Jordan announced on Monday that its ambassador to Israel would return to his post in Tel Aviv three months after he was recalled over "violations" at the Temple Mount - those "violations" referred to talk of allowing equal Jewish prayer rights at the holiest site in Judaism.
"We have asked Ambassador Walid Obeidat to return to Tel Aviv," government spokesman Mohammad al-Momani told AFP.
Jordan recalled Obdeidat on November 5 after Arab rioters attacked police with rocks and other projectiles at the Al-Aqsa Mosque on the Mount, and police responded by locking them in the mosque.
At the time Jordanian Foreign Minister Nasser Judeh described Israel's enforcement of law and order on the site as "violations" and "way beyond the limits."
In response to the escalating tension at the Mount, whereby Arab assailants constantly riot to close the site to Jewish access and Arab nations pressured Israel, Prime Minister Binyamin Netanyahu declared his desire to preserve the discriminatory "status quo" at the site, which is under the de facto rule of the Jordanian Waqf (Islamic trust).
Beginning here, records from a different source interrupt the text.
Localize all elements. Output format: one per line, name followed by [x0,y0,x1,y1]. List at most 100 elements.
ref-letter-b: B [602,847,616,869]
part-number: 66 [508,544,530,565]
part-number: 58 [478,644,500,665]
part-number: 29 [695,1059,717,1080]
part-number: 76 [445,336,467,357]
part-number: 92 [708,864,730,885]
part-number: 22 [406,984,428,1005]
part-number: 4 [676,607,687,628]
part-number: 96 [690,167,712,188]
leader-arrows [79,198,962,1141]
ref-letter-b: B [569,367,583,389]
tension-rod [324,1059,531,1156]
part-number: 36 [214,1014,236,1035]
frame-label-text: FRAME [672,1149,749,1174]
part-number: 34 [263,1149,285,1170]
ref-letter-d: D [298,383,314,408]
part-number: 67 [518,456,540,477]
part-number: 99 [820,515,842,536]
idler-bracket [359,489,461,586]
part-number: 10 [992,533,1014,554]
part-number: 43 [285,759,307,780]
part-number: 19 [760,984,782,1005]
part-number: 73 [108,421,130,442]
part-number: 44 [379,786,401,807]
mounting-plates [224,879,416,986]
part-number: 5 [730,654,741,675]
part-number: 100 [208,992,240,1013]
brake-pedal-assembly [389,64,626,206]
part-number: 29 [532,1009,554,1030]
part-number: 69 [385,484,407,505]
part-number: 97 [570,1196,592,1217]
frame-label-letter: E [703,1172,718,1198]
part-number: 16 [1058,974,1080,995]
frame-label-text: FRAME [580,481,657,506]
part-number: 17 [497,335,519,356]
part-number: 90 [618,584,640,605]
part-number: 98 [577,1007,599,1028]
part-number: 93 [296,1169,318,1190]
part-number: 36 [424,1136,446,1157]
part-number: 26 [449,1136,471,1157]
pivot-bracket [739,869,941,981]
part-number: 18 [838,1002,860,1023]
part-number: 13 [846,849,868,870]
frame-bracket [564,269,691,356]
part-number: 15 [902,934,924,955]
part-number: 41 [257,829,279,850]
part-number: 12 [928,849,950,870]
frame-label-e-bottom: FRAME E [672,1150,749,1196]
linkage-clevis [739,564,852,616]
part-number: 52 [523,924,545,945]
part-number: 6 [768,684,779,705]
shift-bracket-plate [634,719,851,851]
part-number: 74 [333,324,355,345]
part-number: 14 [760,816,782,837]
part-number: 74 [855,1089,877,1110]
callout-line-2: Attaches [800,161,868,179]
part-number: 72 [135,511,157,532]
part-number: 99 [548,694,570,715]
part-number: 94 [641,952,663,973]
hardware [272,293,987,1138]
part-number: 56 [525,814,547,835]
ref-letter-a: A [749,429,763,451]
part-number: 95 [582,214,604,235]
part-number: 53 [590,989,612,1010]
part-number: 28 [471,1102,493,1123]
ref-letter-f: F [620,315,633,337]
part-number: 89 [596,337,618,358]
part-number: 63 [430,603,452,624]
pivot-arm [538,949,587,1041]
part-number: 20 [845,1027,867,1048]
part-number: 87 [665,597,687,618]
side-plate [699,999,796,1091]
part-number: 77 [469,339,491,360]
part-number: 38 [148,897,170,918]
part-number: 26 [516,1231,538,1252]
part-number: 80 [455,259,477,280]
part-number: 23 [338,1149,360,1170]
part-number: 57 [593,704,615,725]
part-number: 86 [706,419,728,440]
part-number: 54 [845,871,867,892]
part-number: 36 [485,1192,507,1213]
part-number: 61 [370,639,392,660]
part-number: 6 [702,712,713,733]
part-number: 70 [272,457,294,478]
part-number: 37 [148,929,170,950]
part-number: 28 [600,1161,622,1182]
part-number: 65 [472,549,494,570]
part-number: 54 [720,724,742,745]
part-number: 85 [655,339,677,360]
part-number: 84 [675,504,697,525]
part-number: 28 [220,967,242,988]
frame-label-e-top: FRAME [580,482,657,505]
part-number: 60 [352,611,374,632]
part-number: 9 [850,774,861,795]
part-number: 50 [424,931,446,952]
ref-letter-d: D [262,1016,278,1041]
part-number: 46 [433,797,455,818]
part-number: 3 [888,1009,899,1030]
Under the Waqf, Jews are forbidden from praying; Netanyahu emphasized at the time that Jews would still be allowed to visit their holiest site, but that the discriminatory ban on Jewish prayer would remain.
Relations with Jordan, Israel's supposed "peace partner," have become more and more openly sour of late, with the Jordanian parliament last November holding a special prayer session for the two Arab terrorists who committed a brutal attack on a Jerusalem synagogue, murdering four Jews at prayer and beheading two of them, as well as murdering a police officer.
Jordan's Prime Minister Abdullah Nsur also sent a letter of condolence to the families of the two murderous terrorists.